In the above mentioned telegram it is noted that the Commander in-Chief states that two destroyers are en route to Woosung and that they will deliver a letter from the senior naval officers (presumably of the Powers represented in the Shanghai waters) to the two Chinese gunboats, and further that the substance of the letter is that the Nanking navy will not be permitted to enter the Whangpu and that no firing will be allowed in the Whangpu River. A careful reading of the telegram does not disclose that any notice of a similar character was communicated to the Nanking navy and it does not appear that any notice was communicated to the two Chekiang boats that they would not be permitted to remain in the Whangpu (apparently the two Chekiang boats are at Woosung, presumably just inside the mouth of the Whangpu). It appears that the ‘Chinese gunboats’ referred to are affiliated with the Chekiang forces which are defending Shanghai. A correct interpretation of the telegram therefore would seem to be that the senior naval officers have informed the Chekiang commander that the Nanking navy, which represents the Kiangsu forces that are attacking Shanghai, will not be permitted to enter the Whangpu River.

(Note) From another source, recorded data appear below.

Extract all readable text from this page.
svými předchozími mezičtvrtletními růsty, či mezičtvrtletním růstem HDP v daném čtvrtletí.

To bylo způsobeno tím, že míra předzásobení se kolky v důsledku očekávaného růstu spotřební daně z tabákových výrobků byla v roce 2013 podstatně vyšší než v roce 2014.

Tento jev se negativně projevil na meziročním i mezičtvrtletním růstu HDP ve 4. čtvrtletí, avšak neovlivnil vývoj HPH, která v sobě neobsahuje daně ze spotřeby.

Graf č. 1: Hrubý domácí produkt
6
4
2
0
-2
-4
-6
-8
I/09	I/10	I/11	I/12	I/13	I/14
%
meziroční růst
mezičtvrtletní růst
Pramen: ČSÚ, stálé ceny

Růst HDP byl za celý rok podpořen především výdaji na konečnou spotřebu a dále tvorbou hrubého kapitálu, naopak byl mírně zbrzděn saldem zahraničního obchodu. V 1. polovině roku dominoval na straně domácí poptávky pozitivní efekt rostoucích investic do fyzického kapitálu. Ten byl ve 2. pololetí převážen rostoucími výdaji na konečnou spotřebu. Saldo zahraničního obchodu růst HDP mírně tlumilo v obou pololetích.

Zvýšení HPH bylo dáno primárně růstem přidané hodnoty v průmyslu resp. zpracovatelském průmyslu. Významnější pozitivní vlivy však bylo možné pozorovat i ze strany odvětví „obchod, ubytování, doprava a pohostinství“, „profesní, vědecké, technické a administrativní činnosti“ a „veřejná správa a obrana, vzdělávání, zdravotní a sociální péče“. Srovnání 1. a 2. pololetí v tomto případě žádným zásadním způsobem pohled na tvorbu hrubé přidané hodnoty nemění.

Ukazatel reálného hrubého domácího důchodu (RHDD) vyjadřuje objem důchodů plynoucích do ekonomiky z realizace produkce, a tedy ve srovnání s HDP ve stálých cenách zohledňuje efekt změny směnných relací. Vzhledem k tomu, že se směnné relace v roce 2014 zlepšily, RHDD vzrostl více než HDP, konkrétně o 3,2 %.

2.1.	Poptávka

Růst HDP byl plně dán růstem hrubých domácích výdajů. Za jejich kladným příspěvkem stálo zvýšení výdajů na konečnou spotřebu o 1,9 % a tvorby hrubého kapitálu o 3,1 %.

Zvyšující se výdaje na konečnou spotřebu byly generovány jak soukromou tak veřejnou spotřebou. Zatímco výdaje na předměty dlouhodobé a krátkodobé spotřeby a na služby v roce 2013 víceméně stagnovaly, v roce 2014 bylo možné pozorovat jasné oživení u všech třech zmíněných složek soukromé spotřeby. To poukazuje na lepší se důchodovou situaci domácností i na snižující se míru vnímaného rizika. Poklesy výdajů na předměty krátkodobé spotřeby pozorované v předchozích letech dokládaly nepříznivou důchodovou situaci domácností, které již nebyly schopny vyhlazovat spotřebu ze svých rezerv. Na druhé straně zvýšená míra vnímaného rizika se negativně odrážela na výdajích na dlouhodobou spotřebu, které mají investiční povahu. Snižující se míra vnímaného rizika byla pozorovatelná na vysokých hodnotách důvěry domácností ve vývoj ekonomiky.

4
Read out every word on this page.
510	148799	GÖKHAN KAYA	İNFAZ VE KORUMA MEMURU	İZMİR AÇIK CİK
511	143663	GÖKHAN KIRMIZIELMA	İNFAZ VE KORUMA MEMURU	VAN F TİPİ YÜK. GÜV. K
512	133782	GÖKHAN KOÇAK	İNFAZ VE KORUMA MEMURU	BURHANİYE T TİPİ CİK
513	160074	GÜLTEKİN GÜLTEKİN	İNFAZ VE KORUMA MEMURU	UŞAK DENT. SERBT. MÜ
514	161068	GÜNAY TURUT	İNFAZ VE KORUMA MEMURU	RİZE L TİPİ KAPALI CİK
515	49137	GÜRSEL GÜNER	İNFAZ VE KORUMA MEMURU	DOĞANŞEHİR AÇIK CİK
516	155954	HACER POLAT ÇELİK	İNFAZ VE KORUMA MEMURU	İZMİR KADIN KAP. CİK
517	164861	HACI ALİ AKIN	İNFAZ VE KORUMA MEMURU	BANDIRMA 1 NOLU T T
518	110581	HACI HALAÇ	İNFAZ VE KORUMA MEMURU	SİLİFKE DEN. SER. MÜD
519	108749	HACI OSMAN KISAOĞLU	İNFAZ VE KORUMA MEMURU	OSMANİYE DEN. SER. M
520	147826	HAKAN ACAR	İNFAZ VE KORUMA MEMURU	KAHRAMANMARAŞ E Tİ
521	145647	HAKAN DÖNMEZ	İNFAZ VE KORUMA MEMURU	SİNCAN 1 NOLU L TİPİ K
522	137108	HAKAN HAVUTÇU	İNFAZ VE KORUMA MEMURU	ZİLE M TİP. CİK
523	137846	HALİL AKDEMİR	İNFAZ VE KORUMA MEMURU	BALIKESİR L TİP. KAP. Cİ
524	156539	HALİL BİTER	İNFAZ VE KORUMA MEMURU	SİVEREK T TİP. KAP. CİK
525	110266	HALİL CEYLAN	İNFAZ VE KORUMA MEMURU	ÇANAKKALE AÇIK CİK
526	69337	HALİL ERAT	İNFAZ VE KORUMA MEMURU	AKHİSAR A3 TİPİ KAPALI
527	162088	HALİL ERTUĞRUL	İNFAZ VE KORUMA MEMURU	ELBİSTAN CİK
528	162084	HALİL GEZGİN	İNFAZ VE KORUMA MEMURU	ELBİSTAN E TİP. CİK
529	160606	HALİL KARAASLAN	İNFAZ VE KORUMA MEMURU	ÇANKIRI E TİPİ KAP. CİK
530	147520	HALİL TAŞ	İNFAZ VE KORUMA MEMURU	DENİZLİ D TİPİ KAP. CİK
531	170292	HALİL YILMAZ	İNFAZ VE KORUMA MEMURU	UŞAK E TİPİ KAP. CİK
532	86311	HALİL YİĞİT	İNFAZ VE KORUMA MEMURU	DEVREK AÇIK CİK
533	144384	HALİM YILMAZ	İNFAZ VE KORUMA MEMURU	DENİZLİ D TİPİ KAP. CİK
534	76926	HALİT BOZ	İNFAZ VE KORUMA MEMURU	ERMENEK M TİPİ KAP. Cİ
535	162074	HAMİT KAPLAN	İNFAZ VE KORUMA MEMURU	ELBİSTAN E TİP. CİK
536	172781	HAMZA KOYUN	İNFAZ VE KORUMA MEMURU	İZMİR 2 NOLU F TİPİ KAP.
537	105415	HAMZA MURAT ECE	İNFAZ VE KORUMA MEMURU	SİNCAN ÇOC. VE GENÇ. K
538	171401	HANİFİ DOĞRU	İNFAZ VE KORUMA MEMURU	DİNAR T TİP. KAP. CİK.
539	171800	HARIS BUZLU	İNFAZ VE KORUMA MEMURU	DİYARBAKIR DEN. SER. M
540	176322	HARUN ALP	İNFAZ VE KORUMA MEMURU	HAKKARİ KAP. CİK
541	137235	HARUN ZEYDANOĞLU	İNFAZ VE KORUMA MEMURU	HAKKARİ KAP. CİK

In view of the above circumstances I fear that the naval authorities of the Powers represented in the Whangpu waters may be subjecting themselves to the charge of favoring one side as against the other in the present factional disturbance, and that the naval authorities, in the absence of any imminent danger or threat to foreign life and property, [Page 376] were not warranted in forbidding the mere entrance of Chinese naval vessels into the Whangpu as distinguished from any activity which might threaten such life and property.”